The case did establish "principle[s]" that are "persuasive" for courts deciding subsequent cases. Put it this way: Say someone gets indicted for violating the CFAA by scraping a public site. You bet their attorneys will cite hiQ v. LinkedIn as persuasive precedent for dismissing the indictment. And the court, "when deciding" that case, absolutely will consider the Ninth Circuit's statement that it's "likely" that accessing "publicly available data will not constitute access without authorization under the CFAA."
Here's another point: When the Ninth Circuit decides a case, it chooses whether the decision is "published" or "unpublished." The Ninth Circuit rules expressly say that "unpublished" decisions are not precedent.
> Ninth Circuit Rule 36-3(a): "Not Precedent. Unpublished dispositions and orders of this Court are not precedent...."
Here, the Ninth Circuit chose to issue hiQ v. LinkedIn as a published case. If the Ninth Circuit wanted the case not to be precedent, it would not have done so, and easily could have made it "unpublished."
You might hit an extra jailtime jackpot.
>During my work on the start-up, I developed techniques that allow me to collect and cross-reference a lot of personal data including data from LinkedIn.
From his bio "...leading the evolution of startups and enterprises to achieve the highest level of security and compliance."
I don't think it's meant to be a security element, but to disambiguate same name collisions, right?
...contains links to all public LinkedIn profiles. I looked for a bunch of people I know with public profiles and they weren't in there (and neither was I).
>The link to the LinkedIn user profile was missing and personal information was lacking. As a result, it was not very useful.

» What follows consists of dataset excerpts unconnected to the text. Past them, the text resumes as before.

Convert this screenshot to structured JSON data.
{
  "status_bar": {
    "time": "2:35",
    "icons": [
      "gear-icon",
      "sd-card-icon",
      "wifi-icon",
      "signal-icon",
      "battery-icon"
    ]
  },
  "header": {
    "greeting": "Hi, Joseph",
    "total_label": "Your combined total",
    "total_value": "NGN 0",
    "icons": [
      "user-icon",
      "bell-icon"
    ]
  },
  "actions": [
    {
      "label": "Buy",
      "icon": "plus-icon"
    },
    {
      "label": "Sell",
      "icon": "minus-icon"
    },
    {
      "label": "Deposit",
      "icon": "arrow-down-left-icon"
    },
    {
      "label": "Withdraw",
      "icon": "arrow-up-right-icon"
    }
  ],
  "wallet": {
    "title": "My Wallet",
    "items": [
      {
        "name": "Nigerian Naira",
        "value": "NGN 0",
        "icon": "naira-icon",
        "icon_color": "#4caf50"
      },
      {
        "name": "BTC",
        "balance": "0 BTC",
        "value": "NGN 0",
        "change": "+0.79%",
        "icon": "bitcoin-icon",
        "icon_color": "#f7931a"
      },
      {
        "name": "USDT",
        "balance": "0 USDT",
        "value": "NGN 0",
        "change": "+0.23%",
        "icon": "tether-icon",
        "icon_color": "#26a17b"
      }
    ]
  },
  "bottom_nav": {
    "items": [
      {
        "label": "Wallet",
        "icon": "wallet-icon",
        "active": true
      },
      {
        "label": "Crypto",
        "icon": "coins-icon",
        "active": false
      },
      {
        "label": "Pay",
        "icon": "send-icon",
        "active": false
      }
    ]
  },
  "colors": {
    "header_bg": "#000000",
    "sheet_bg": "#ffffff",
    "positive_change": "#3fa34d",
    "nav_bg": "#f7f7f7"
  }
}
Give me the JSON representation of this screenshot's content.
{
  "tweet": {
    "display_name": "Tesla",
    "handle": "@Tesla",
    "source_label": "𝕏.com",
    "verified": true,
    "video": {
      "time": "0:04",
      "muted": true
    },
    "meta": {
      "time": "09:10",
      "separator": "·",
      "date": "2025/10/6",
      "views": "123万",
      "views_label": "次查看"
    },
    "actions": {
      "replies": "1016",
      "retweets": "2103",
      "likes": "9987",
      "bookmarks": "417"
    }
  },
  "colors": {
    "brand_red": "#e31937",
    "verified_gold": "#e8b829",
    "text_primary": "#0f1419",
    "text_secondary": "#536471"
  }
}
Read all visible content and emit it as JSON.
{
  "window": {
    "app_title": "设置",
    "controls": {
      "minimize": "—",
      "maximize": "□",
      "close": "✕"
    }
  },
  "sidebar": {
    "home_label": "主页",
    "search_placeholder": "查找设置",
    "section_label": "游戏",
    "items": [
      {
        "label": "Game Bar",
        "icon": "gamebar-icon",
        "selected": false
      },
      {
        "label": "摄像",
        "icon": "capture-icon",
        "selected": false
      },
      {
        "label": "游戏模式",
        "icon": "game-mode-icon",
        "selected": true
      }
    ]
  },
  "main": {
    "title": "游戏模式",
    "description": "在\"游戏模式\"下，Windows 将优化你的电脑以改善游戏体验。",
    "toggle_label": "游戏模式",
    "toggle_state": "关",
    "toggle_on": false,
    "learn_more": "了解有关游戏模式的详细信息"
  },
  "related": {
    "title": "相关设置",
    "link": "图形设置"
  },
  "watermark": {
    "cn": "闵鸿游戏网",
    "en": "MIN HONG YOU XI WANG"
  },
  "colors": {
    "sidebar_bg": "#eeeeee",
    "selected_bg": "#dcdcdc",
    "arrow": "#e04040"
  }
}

I think he is downplaying the value of that hacked database. Without it what would he have? userid and profile url combos...
Don't they already? There have been SOOO many breaches in this area that I rather doubt there are many active emails that don't have some publicly available dataset linking them to first and last names. The valuable thing here is linking that data to the LinkedIn profile ID.
... serving up over unsecured http
Finally, the title of this article says he did this for “fun and profit”. By the author’s own admission, the “profit” part is missing here. He claims the company “...went out of business without getting funding”.
So in other words, he has access to the main LinkedIn website, found a link to a database from an old data breach, and used to work for a now defunct company. None of that translates to “Harvesting LinkedIn data for fun and profit”.